Die Urabstimmung ist ein erster richtiger Schritt in Richtung Streikdemokratie, doch sollte auch die Planung und Durchführung, demokratisch und transparent von den Streikenden selbst bestimmt werden, etwa indem große Streik und kleine Betriebsversammlungen organisiert werden, in denen offen diskutiert wird und Tarifkomissionsmitglieder und Arbeitskampfleitungen mit imperativen Mandaten ausgestattet werden. Im Laufe des Streiks entschied Ver.di etwa, als Reaktion auf den medialen Druck, dass Streiks für einen gewissen Zeitraum nicht zu Kitaschließungen führen sollten. Eben solche Entscheidungen, die den Streik mitunter schwächen können, sollten von den Kolleg:innen selbst diskutiert und getroffen werden. 

Weiterhin ist es für die Stärkung des Streiks wichtig, dass auch die Erzieher:innen in Schulen und von freien Trägern mitstreiken können, wofür GEW und Ver.di sich einsetzen müssen, sowie dass gemeinsame Streiktage mit dem TVG-Streik der Lehrer:innen organisiert werden. Wenn alle gemeinsam streiken, könnten wir den größten Druck erzeugen und die Motivation der Kolleg:innen würde sich noch weiter steigern, wenn sie mit Tausenden mehr auf der Straße wären. 

Der Streik der Erzieher:innen ist schon jetzt einer der spannendsten Arbeitskämpfe der letzten Jahre.

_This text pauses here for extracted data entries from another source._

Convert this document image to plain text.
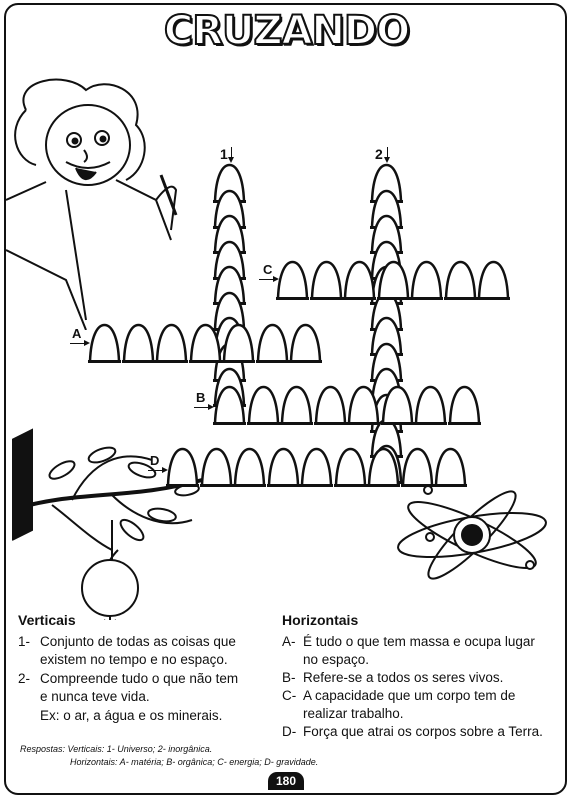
CRUZANDO
1	2
A
B
C
D
Verticais	Horizontais
1- Conjunto de todas as coisas que
existem no tempo e no espaço.
2- Compreende tudo o que não tem
e nunca teve vida.
Ex: o ar, a água e os minerais.
A- É tudo o que tem massa e ocupa lugar
no espaço.
B- Refere-se a todos os seres vivos.
C- A capacidade que um corpo tem de
realizar trabalho.
D- Força que atrai os corpos sobre a Terra.
Respostas: Verticais: 1- Universo; 2- inorgânica.
Horizontais: A- matéria; B- orgânica; C- energia; D- gravidade.
180
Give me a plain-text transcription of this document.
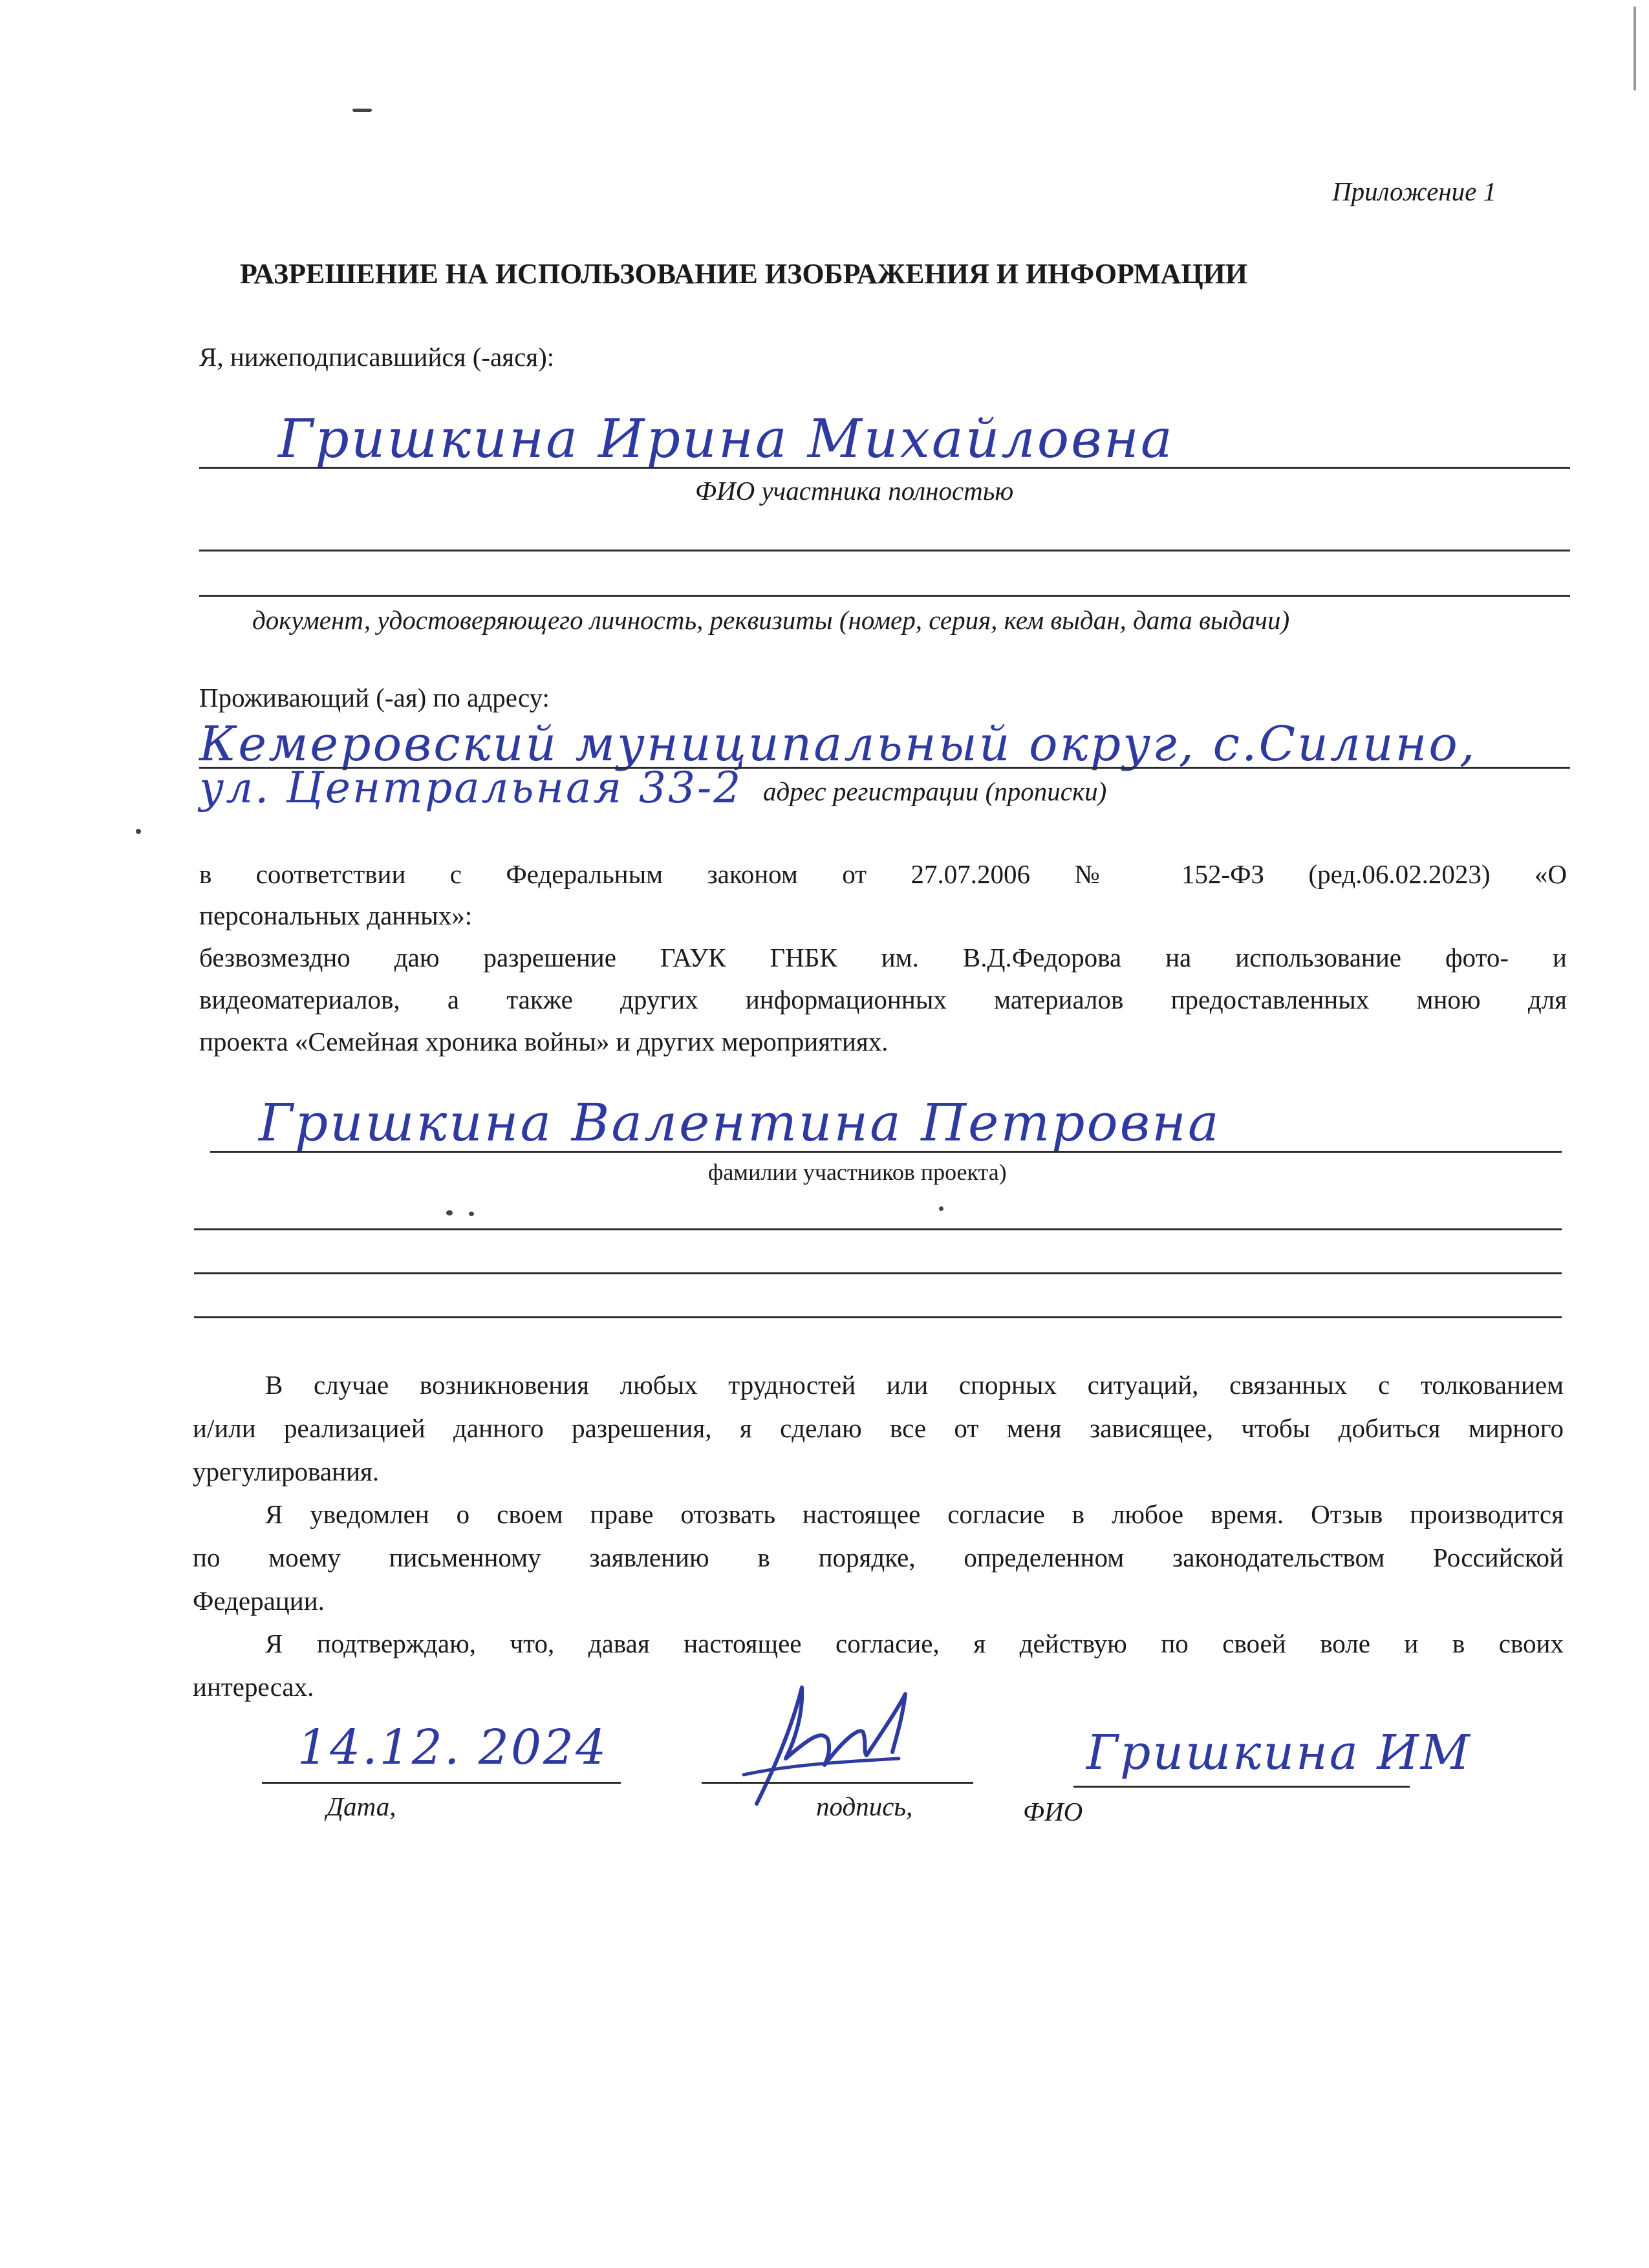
Приложение 1
РАЗРЕШЕНИЕ НА ИСПОЛЬЗОВАНИЕ ИЗОБРАЖЕНИЯ И ИНФОРМАЦИИ
Я, нижеподписавшийся (-аяся):
Гришкина Ирина Михайловна
ФИО участника полностью
документ, удостоверяющего личность, реквизиты (номер, серия, кем выдан, дата выдачи)
Проживающий (-ая) по адресу:
Кемеровский муниципальный округ, с.Силино,
ул. Центральная 33-2 адрес регистрации (прописки)
в соответствии с Федеральным законом от 27.07.2006 № 152-ФЗ (ред.06.02.2023) «О
персональных данных»:
безвозмездно даю разрешение ГАУК ГНБК им. В.Д.Федорова на использование фото- и
видеоматериалов, а также других информационных материалов предоставленных мною для
проекта «Семейная хроника войны» и других мероприятиях.
Гришкина Валентина Петровна
фамилии участников проекта)
В случае возникновения любых трудностей или спорных ситуаций, связанных с толкованием
и/или реализацией данного разрешения, я сделаю все от меня зависящее, чтобы добиться мирного
урегулирования.
Я уведомлен о своем праве отозвать настоящее согласие в любое время. Отзыв производится
по моему письменному заявлению в порядке, определенном законодательством Российской
Федерации.
Я подтверждаю, что, давая настоящее согласие, я действую по своей воле и в своих
интересах.
14.12. 2024
Дата,	подпись,
Гришкина ИМ
ФИО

Mit beeindruckendem Mut und berichtigter Wut kämpfen die Kolleg:innen entschlossen gegen die schlechten Arbeitsbedingungen. Ihr Streik ist aber noch viel mehr als das, er ist ein Vorbild, wie wir der Kürzungspolitik der Regierung den Kampf ansagen können und er hat das Potential eine politische Alternative gegen den Rechtsruck zu demonstrieren. Die Kolleg:innen spüren schließlich genau, dass nicht Geflüchtete das Problem sind, sondern die Politik der Regierung. Damit der Streik erfolgreich wird, braucht es ab sofort noch mehr Solidarität, von gewerkschaftlichen Gruppen, aber auch von politischen Kampagnen und Organisationen, die den Kolleg:innen den Rücken stärken und Erfahrungen teilen. Erzwingungsstreik und Protest bis zum Tarifvertrag!